If Irma flooded your car, don’t try to start it. You could do even more damage than the storm did.
That advice Wednesday from the Property Casualty Insurers Association of America, or PCI, a trade association representing a broad swath of the auto, homeowners, and commercial markets.
Comprehensive auto policies typically cover water damage to vehicles, the organization said in a press release.
Additionally, the Federal Emergency Management Agency, or FEMA, can assist with “reasonable needs and expenses” for damage not covered by insurance.
“Owners will likely have to prove that liability insurance requirements were met at the time of the loss, and aid is likely to come in the form of a loan that they will have to pay back,” the association said.
PCI offered this advice:
Don’t try to start the car if the water rose above the floor boards or the seats are wet.

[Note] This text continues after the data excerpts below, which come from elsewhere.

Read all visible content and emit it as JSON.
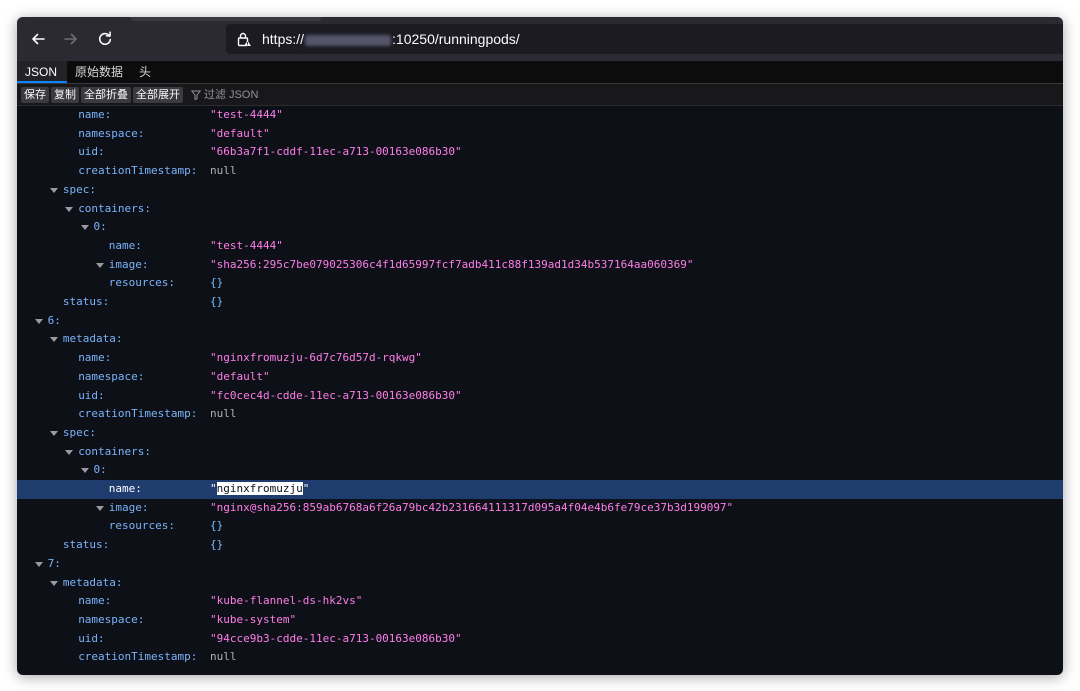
{
  "browser": {
    "url_prefix": "https://",
    "url_suffix": ":10250/runningpods/"
  },
  "view_tabs": [
    {
      "label": "JSON",
      "active": true
    },
    {
      "label": "原始数据",
      "active": false
    },
    {
      "label": "头",
      "active": false
    }
  ],
  "toolbar": {
    "save": "保存",
    "copy": "复制",
    "collapse_all": "全部折叠",
    "expand_all": "全部展开",
    "filter_placeholder": "过滤 JSON"
  },
  "rows": [
    {
      "depth": 3,
      "key": "name:",
      "value": "\"test-4444\"",
      "type": "string"
    },
    {
      "depth": 3,
      "key": "namespace:",
      "value": "\"default\"",
      "type": "string"
    },
    {
      "depth": 3,
      "key": "uid:",
      "value": "\"66b3a7f1-cddf-11ec-a713-00163e086b30\"",
      "type": "string"
    },
    {
      "depth": 3,
      "key": "creationTimestamp:",
      "value": "null",
      "type": "null"
    },
    {
      "depth": 2,
      "key": "spec:",
      "toggle": true
    },
    {
      "depth": 3,
      "key": "containers:",
      "toggle": true
    },
    {
      "depth": 4,
      "key": "0:",
      "toggle": true
    },
    {
      "depth": 5,
      "key": "name:",
      "value": "\"test-4444\"",
      "type": "string"
    },
    {
      "depth": 5,
      "key": "image:",
      "toggle": true,
      "value": "\"sha256:295c7be079025306c4f1d65997fcf7adb411c88f139ad1d34b537164aa060369\"",
      "type": "string"
    },
    {
      "depth": 5,
      "key": "resources:",
      "value": "{}",
      "type": "obj"
    },
    {
      "depth": 2,
      "key": "status:",
      "value": "{}",
      "type": "obj"
    },
    {
      "depth": 1,
      "key": "6:",
      "toggle": true
    },
    {
      "depth": 2,
      "key": "metadata:",
      "toggle": true
    },
    {
      "depth": 3,
      "key": "name:",
      "value": "\"nginxfromuzju-6d7c76d57d-rqkwg\"",
      "type": "string"
    },
    {
      "depth": 3,
      "key": "namespace:",
      "value": "\"default\"",
      "type": "string"
    },
    {
      "depth": 3,
      "key": "uid:",
      "value": "\"fc0cec4d-cdde-11ec-a713-00163e086b30\"",
      "type": "string"
    },
    {
      "depth": 3,
      "key": "creationTimestamp:",
      "value": "null",
      "type": "null"
    },
    {
      "depth": 2,
      "key": "spec:",
      "toggle": true
    },
    {
      "depth": 3,
      "key": "containers:",
      "toggle": true
    },
    {
      "depth": 4,
      "key": "0:",
      "toggle": true
    },
    {
      "depth": 5,
      "key": "name:",
      "value": "\"nginxfromuzju\"",
      "type": "string",
      "selected": true,
      "highlight": "nginxfromuzju"
    },
    {
      "depth": 5,
      "key": "image:",
      "toggle": true,
      "value": "\"nginx@sha256:859ab6768a6f26a79bc42b231664111317d095a4f04e4b6fe79ce37b3d199097\"",
      "type": "string"
    },
    {
      "depth": 5,
      "key": "resources:",
      "value": "{}",
      "type": "obj"
    },
    {
      "depth": 2,
      "key": "status:",
      "value": "{}",
      "type": "obj"
    },
    {
      "depth": 1,
      "key": "7:",
      "toggle": true
    },
    {
      "depth": 2,
      "key": "metadata:",
      "toggle": true
    },
    {
      "depth": 3,
      "key": "name:",
      "value": "\"kube-flannel-ds-hk2vs\"",
      "type": "string"
    },
    {
      "depth": 3,
      "key": "namespace:",
      "value": "\"kube-system\"",
      "type": "string"
    },
    {
      "depth": 3,
      "key": "uid:",
      "value": "\"94cce9b3-cdde-11ec-a713-00163e086b30\"",
      "type": "string"
    },
    {
      "depth": 3,
      "key": "creationTimestamp:",
      "value": "null",
      "type": "null"
    }
  ]
}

You might cause more damage to the electrical system.
Crack the hood and check the air ad oil filters. If they’re wet, don’t try to start the car.
Finally, report the loss to your insurer and avoid additional damage by covering any broken windows. Report missing vehicles to the police.
“Like any total loss vehicle, the vast majority of insured vehicles will be disposed of via salvage auctions and branded as flood damaged or salvage according to the title laws of the state,” said Bob Passmore, assistant vice president for personal lines.
“While a properly restored and titled vehicle can be a very economical option to purchase a car, consumers should know what they are getting, because there is always a chance that there will be problems down the road with corrosion or of malfunctions in the electrical systems,” he said.
Flood damage is supposed to be recorded on vehicles’ permanent records — their titles. Car Fax is offering free flood damage VIN checks at http://flood.carfax.com/, and the National Insurance Crime Bureau offers the same service at www.nicb.org.
Additionally, you can check the vehicle history at www.vehiclehistory.org
Unscrupulous dealers sometimes “wash” auto titles of damage histories. PCI suggested asking sellers outright about damage, and checking titles for brands like “flood damaged” or “rebuilt salvage.”
You can check seats and carpets for signs of moisture, or suspiciously new-looking materials compared to the rest of the car. You should inspect for signs of rust and mold, including obvious cleaning product smells.
Moisture inside headlights and tail lights is a give-away, as is debris in spaces where water might collect.
A professional car inspection also is a good idea, PCI said.